9. Identify Stocks in Sectors that did not Rally in The Last Bull Run
Bull runs rev up broader markets, but not all sectors will rally the same way. Some industries or subsectors may not have rallied in the recent bull run. Usually, these are the stocks that are available at attractive valuations.
As a long-term investor, you can look for sectors or stocks that held steady during the last bull run. If these stocks have strong financials and fundamentals, they can be valuable additions to your portfolio, as they tend to do well once the markets rebound.

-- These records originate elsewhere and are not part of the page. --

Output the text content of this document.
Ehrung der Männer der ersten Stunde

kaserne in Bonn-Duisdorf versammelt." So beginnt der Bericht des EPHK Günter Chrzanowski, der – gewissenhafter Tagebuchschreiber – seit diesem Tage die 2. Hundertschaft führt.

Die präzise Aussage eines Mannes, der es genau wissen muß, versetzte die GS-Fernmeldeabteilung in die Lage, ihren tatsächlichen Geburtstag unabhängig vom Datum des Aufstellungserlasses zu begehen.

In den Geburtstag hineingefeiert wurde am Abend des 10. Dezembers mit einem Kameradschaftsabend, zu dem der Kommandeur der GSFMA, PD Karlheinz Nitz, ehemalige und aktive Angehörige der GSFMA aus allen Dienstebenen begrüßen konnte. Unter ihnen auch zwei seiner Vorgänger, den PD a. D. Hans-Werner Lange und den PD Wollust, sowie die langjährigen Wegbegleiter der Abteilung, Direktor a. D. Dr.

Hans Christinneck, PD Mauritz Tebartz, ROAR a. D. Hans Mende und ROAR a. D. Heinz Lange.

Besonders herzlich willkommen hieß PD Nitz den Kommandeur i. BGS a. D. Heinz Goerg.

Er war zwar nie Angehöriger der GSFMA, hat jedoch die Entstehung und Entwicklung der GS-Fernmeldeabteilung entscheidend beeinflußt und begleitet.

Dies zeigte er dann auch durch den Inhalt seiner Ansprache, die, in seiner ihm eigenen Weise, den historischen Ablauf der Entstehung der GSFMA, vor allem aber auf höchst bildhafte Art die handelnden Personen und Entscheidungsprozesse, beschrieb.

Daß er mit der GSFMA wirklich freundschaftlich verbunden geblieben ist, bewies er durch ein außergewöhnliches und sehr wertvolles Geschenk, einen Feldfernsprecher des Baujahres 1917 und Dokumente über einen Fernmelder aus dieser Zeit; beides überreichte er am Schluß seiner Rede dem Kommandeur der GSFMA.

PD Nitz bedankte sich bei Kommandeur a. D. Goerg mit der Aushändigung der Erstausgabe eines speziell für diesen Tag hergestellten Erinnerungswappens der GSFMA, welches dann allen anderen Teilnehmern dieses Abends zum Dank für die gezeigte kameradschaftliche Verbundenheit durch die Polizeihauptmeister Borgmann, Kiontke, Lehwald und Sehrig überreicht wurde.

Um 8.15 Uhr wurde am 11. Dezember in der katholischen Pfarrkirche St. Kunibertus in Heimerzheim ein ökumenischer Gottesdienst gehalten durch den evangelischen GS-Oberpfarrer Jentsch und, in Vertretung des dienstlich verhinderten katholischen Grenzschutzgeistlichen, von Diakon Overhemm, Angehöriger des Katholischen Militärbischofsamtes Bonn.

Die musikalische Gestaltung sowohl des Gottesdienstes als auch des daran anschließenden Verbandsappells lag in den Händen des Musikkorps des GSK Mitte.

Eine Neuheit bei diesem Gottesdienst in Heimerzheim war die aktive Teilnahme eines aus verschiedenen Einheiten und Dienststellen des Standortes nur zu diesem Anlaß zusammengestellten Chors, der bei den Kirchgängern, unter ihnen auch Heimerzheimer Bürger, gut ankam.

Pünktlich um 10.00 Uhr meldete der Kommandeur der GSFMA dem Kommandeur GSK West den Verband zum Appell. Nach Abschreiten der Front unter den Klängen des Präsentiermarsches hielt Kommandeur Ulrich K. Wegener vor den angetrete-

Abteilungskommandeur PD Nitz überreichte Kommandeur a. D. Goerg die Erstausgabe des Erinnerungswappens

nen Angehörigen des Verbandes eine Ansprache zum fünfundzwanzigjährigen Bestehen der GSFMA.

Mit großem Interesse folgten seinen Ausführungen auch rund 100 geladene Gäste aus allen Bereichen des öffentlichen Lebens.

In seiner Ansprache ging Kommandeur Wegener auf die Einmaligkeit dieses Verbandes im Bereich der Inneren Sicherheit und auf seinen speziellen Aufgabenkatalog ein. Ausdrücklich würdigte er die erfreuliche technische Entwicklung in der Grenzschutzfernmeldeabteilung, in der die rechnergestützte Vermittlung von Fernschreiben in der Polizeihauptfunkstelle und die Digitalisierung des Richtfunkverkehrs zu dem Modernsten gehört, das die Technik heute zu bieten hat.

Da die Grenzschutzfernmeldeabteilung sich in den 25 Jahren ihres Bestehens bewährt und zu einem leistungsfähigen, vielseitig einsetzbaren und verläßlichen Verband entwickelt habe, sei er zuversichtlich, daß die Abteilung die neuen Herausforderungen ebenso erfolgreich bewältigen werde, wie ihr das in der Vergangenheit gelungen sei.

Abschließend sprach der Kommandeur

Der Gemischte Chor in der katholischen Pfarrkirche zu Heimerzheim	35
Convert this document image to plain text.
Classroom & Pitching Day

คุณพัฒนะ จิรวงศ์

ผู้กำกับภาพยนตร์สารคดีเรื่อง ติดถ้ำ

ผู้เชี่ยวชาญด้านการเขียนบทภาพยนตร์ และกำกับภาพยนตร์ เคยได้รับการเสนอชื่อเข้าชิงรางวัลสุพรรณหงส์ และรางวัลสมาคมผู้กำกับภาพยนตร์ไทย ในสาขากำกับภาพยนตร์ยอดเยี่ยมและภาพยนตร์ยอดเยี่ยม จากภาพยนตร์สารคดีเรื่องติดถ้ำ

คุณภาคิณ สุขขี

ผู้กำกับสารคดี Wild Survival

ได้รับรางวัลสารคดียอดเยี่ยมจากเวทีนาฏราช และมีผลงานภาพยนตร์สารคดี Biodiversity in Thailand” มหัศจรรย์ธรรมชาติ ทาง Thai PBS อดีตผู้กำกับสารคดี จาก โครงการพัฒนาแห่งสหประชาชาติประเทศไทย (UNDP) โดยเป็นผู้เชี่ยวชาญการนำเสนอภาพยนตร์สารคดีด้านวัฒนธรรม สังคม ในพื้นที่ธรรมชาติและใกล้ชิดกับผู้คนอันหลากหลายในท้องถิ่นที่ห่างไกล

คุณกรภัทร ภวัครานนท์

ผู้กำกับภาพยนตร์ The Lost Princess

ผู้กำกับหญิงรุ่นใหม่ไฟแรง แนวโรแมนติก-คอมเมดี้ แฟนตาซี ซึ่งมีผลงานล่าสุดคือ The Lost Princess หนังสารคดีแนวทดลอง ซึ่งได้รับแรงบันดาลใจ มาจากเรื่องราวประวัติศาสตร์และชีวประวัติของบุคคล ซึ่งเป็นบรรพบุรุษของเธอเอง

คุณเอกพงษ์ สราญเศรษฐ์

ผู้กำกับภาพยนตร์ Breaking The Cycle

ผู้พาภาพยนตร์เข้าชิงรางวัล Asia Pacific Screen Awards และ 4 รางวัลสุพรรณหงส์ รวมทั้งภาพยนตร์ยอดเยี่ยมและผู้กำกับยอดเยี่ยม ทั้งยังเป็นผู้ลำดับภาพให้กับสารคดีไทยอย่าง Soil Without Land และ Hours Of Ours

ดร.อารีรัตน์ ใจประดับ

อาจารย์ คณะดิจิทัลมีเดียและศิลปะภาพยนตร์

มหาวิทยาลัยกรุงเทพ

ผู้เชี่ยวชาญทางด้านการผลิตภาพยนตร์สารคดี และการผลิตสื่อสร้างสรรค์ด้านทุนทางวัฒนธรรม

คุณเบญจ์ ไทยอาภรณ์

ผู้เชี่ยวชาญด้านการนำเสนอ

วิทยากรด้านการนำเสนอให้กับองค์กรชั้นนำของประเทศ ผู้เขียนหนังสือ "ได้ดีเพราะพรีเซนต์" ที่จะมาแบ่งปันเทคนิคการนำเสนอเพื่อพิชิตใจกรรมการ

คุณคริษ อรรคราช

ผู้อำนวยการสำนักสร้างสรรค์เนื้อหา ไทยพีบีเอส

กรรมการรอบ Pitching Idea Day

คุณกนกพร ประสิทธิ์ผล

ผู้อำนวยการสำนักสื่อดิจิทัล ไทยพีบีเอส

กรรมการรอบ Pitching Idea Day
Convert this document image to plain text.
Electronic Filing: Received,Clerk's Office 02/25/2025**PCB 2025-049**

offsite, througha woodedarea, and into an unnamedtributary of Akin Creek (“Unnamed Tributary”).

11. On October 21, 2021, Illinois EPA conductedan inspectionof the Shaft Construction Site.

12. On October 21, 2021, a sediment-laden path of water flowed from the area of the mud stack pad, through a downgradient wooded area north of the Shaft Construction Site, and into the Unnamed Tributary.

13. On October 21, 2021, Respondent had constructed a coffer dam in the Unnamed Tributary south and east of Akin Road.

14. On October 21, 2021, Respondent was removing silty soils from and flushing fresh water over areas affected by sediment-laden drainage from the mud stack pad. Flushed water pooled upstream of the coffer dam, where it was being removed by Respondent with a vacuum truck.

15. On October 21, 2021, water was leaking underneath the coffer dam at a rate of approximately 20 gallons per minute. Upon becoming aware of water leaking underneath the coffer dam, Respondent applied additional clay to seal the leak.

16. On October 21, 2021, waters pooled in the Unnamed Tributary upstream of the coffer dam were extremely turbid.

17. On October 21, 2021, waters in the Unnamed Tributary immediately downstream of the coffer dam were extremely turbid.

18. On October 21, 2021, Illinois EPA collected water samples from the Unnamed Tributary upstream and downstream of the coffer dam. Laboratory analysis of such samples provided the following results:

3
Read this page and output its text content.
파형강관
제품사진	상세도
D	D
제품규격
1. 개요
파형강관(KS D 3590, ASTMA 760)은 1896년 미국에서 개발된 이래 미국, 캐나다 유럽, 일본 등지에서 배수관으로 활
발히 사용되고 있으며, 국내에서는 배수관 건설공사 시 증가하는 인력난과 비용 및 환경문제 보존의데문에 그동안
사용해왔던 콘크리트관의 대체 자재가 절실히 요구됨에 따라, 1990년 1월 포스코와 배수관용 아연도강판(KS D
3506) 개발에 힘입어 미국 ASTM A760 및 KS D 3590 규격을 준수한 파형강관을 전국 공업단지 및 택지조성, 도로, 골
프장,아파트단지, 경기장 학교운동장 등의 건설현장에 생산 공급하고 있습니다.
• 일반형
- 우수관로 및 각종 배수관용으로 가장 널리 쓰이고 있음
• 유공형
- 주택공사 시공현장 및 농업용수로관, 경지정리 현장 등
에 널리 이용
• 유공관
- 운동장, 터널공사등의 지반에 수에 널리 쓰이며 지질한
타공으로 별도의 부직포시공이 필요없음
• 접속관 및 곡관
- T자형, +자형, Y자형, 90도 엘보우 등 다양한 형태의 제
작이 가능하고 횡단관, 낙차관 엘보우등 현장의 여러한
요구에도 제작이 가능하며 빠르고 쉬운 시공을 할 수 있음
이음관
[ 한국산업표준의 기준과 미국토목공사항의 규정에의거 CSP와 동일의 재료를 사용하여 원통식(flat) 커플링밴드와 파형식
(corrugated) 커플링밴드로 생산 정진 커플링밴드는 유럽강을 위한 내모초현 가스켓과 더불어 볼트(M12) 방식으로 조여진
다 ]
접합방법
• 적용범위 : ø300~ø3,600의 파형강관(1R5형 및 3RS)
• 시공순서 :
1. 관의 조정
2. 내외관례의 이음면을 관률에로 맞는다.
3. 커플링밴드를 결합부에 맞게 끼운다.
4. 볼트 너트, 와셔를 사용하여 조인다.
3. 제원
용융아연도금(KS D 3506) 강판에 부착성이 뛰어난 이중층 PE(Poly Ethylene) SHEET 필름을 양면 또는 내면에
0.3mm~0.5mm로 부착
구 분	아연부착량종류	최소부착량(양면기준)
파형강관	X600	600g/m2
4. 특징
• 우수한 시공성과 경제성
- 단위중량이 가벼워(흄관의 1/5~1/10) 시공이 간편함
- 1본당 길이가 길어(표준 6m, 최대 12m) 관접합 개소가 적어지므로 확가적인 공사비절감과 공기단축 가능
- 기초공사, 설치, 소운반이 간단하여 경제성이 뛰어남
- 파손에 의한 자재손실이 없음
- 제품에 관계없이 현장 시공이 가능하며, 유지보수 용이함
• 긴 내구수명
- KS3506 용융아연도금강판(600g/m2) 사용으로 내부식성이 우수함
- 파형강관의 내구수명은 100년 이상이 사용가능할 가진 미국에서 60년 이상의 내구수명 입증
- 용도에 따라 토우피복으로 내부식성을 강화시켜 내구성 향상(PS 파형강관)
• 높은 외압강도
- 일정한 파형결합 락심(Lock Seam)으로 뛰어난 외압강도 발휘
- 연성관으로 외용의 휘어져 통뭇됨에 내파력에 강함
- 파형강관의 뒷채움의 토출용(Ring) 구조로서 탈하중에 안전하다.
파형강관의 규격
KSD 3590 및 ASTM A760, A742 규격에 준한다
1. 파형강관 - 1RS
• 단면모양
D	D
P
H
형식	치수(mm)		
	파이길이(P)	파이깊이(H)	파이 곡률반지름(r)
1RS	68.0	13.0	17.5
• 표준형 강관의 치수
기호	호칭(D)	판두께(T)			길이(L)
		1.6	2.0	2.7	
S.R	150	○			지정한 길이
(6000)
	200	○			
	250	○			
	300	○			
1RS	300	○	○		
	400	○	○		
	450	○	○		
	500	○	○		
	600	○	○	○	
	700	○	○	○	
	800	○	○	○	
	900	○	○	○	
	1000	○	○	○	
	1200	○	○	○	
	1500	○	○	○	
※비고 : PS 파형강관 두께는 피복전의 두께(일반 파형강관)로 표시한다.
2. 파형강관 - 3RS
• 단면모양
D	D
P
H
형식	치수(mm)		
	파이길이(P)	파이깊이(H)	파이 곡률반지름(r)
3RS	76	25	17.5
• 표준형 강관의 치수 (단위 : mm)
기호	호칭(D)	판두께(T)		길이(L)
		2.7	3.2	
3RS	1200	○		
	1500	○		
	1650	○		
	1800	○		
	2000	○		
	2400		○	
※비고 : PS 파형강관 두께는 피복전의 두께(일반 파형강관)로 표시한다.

10. Work on Portfolio Diversification
One should invest with conviction. But there is only a thin line between conviction and overconfidence. While having confidence in your stock selection is good, you should avoid concentrating your investment on just one or a few stocks.
If you are a novice investor, you should avoid investing more than 10% of your portfolio in a single stock. Portfolio diversification is a very important part of the investment process.
A bear run is a good time to diversify your portfolio as it offers many stocks at reasonable valuations.
If speculative stocks form a large percentage of your portfolio, you can take advantage of the bear market to increase the weight of blue-chip stocks. This will help you balance your investments and provide stability to your portfolio.
Conclusion
While no foolproof bear market strategies exist, you can follow the steps mentioned to identify fundamentally strong stocks in a bear market. Adding them to your holdings will set your portfolio for growth for the upcoming bull market. Happy investing!
Frequently Asked Questions
1. Which strategy is best for a bear market?
Focus on capital preservation, diversify into defensive sectors, consider dollar-cost averaging, use stop-loss orders, and explore hedging strategies like options or inverse ETFs.
2. How do you evaluate a stock in the stock market?
Analyze financial statements (P/E ratio, revenue growth, debt levels), assess industry trends, check management quality, and review technical indicators like moving averages and volume trends.
3. How to predict a bear market?
Monitor economic indicators (GDP decline, rising unemployment, yield curve inversion), central bank policies, market sentiment, and corporate earnings reports.
4. What stocks do well in a bear market?
Defensive sectors like healthcare, utilities, consumer staples, and discount retailers tend to be more resilient.